Wie gesagt, ich saß oben im Weißenburgpark, es war um 12 Uhr mittags oder im Jahr 2046, das ist mir wurscht. Aber ich weiß noch, dass ich mich erinnert habe, wie ich einmal einen Aufsatz darüber schreiben musste, warum ich Stuttgart liebe.

Um diese Frage zu klären, habe ich mich in die Zacke gesetzt, in jene Zahnradbahn, die geistig tiefergelegte Politiker bereits in den achtziger Jahren des 20. Jahrhunderts im Erdreich verbuddeln wollten, und bin wieder einmal hinaufgefahren, damals auf die Wielandshöhe zum Wirtshaus des Kochs und Schriftstellers Vincent Klink.

Der Koch ist ein Zugezogener wie ich, und trotz aller Ungezogenheit im fremden Nest hat man sich doch immer auf diese Sichtweise von oben nach unten geeinigt: Wenn man hinabschaut ins Tal, am besten in den vom Herbst frisch gefärbten Kessel, dann spürt man dieses Ziehen im Herzen und im Schritt, das man Liebe nennt. Und dieses Oben-unten-Verhältnis, diese Berg-und-Tal-Beziehung, ist - anders als in der Politik - eine zeitlose Angelegenheit.

Wenn heute Zwotausendsechsundvierzig wäre, dann, meine Herren, wäre mir das womöglich scheißegal. Es gibt Dinge, die ändern sich nicht, auch nicht, wenn Finanzjongleure denken, sie könnten sich die Welt nach ihrem Gusto zurechtzementieren. Mit der Beton-Haltung versetzt man Bahnhöfe, aber (noch) keine Hügel.

Früher war nichts besser, das kann ich mit gutem Gewissen behaupten. Doch früher hat es Leute gegeben, die ihre Augen aufgemacht haben. Sie haben hineingeschaut in die Gegenwart und gesehen, was wir heute ignorieren: "In deinen Tälern wachte mein Herz mir auf / Zum Leben, deine Wellen umspielten mich, / Und all der holden Hügel, die dich / Wanderer! kennen, ist keiner fremd mir. - Auf ihren Gipfeln löste des Himmels Luft / Mir oft der Knechtschaft Schmerzen; und aus dem Tal, / Wie Leben aus dem Freudebecher, / Glänzte die bläuliche Silberwelle."

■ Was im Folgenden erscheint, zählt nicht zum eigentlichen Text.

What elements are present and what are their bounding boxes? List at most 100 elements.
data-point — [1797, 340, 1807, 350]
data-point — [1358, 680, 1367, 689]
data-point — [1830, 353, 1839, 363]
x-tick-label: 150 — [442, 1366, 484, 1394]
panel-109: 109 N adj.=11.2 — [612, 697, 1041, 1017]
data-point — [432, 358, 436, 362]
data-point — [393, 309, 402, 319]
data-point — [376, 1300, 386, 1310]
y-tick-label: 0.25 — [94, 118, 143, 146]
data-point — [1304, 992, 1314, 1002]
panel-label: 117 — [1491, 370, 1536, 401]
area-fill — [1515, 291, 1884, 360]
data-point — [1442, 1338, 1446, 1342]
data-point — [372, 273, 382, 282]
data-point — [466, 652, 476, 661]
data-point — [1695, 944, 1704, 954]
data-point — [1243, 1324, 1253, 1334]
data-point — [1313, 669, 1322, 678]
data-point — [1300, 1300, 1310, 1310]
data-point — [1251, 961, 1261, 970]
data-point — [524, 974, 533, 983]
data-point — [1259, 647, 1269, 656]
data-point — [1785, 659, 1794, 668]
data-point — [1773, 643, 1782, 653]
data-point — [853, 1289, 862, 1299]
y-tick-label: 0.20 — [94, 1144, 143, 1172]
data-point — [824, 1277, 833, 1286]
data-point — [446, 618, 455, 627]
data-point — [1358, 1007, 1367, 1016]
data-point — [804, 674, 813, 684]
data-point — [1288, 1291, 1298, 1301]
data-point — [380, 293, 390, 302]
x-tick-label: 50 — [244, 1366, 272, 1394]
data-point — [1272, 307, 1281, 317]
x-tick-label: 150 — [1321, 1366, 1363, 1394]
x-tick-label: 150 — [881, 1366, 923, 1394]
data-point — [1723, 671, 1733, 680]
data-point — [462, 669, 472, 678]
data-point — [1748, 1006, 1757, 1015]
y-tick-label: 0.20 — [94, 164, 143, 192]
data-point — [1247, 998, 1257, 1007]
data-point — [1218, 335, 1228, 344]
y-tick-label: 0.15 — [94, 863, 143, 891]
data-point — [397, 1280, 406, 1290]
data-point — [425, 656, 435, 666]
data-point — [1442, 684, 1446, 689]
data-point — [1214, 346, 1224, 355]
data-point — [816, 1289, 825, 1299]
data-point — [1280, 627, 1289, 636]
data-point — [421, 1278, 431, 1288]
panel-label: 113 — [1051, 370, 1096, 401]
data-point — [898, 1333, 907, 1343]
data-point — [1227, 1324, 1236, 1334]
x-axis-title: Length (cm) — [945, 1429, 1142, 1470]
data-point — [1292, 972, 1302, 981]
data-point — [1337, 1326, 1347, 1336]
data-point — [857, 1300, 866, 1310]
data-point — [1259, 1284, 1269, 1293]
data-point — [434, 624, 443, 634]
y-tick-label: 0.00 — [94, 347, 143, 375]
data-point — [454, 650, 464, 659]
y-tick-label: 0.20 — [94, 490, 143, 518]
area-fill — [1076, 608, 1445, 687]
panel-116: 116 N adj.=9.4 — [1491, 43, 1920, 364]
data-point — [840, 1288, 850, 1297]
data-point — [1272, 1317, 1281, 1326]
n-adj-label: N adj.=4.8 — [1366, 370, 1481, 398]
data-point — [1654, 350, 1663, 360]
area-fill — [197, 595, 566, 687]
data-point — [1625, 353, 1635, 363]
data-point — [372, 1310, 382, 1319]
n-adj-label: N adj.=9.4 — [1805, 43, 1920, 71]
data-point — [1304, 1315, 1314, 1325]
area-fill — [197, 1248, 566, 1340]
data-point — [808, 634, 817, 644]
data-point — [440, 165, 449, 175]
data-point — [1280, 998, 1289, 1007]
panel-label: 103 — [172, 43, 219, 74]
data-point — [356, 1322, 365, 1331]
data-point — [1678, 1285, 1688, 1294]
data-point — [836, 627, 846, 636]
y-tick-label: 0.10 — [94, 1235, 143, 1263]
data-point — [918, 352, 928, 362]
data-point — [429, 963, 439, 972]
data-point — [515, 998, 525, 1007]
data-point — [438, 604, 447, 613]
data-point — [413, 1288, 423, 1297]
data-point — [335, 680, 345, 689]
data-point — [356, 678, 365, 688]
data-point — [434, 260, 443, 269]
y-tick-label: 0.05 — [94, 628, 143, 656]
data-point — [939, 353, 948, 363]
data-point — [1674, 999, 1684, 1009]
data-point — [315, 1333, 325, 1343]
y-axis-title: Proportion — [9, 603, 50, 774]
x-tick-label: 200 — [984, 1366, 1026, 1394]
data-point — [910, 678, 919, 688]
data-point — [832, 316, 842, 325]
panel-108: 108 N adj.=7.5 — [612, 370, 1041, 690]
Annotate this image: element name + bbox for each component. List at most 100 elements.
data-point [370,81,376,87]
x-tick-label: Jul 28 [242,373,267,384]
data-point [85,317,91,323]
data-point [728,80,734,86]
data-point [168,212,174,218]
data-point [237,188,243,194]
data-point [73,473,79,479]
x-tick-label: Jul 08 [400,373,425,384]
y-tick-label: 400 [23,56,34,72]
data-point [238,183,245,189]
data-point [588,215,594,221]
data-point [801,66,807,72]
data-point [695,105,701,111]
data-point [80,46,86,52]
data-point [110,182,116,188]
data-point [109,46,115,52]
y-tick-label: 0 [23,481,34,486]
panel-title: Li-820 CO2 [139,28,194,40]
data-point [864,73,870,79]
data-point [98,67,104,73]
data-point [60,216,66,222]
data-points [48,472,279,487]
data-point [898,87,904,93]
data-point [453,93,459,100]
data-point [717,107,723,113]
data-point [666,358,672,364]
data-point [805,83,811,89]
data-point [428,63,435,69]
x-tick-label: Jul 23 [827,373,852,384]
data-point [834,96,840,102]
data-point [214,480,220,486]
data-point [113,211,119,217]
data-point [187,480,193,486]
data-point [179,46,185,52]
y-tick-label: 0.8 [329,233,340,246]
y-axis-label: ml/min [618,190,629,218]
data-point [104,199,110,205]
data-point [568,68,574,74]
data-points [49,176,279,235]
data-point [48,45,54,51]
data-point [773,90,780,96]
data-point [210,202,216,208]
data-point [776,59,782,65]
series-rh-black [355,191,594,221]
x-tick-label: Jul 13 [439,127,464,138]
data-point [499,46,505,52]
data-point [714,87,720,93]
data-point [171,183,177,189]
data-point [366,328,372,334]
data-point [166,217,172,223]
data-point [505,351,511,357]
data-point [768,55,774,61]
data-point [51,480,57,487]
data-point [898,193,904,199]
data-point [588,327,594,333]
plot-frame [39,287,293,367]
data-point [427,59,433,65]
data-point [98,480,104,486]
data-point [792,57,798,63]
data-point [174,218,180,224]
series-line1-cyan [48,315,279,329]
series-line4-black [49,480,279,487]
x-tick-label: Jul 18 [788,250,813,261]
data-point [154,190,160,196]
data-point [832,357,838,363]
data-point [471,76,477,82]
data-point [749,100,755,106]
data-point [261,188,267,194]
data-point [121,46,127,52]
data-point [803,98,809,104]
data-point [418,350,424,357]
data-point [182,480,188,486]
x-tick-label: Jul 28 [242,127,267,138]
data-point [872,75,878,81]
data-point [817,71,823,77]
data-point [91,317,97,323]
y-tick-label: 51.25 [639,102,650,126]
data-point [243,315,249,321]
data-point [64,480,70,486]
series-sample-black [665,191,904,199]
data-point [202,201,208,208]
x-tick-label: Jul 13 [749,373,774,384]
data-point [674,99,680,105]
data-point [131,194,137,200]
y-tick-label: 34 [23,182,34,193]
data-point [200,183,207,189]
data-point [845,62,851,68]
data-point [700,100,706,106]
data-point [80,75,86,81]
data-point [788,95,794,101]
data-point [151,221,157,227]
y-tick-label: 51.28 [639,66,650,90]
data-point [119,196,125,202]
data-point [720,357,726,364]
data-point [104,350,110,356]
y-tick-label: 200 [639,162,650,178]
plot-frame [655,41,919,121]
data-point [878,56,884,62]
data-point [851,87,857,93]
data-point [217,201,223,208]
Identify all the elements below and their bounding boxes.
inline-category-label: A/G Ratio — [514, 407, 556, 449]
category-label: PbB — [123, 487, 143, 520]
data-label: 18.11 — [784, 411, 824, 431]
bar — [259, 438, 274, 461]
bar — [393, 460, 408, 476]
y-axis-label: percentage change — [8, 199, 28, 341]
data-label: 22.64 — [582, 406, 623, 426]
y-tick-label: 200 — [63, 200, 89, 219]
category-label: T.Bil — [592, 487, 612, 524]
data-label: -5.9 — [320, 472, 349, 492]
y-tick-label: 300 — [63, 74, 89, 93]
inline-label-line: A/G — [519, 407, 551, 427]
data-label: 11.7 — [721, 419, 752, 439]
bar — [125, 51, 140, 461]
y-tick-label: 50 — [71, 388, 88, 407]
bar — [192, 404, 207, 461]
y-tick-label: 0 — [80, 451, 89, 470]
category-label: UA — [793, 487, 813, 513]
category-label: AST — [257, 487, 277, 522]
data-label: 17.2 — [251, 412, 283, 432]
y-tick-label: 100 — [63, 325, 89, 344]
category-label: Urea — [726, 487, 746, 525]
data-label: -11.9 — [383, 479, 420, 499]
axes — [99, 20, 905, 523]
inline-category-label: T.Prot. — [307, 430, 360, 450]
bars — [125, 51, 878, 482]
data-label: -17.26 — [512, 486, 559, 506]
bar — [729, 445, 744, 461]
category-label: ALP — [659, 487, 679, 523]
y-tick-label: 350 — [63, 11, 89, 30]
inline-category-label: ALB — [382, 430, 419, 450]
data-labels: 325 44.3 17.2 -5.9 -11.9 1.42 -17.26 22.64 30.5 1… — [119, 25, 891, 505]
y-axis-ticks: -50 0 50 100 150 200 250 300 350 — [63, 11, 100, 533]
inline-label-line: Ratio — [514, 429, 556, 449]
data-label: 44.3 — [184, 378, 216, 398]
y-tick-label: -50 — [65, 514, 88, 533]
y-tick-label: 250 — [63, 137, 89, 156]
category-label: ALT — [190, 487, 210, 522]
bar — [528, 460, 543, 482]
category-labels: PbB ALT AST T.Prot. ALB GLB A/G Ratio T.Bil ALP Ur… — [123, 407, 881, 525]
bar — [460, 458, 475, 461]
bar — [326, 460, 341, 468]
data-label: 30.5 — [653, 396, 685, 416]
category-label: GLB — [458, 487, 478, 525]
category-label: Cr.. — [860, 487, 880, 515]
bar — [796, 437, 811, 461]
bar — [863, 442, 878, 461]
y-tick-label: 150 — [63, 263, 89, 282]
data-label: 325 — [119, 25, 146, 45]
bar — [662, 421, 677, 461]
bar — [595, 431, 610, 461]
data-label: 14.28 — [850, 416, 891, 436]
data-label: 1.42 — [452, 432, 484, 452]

Dieses Zeilen stammen aus Hölderlins Gedicht "Der Neckar", und ich glaube nicht, dass die Silberwelle sich bis ins Jahr 2046 in Kanalrohre zwängen lässt wie der Nesenbach. Sonst wäre es ja wahr, dass der Kessel ein Knast ist. Dabei ist er ein Freudenbecher, wenn auch leicht verbeult.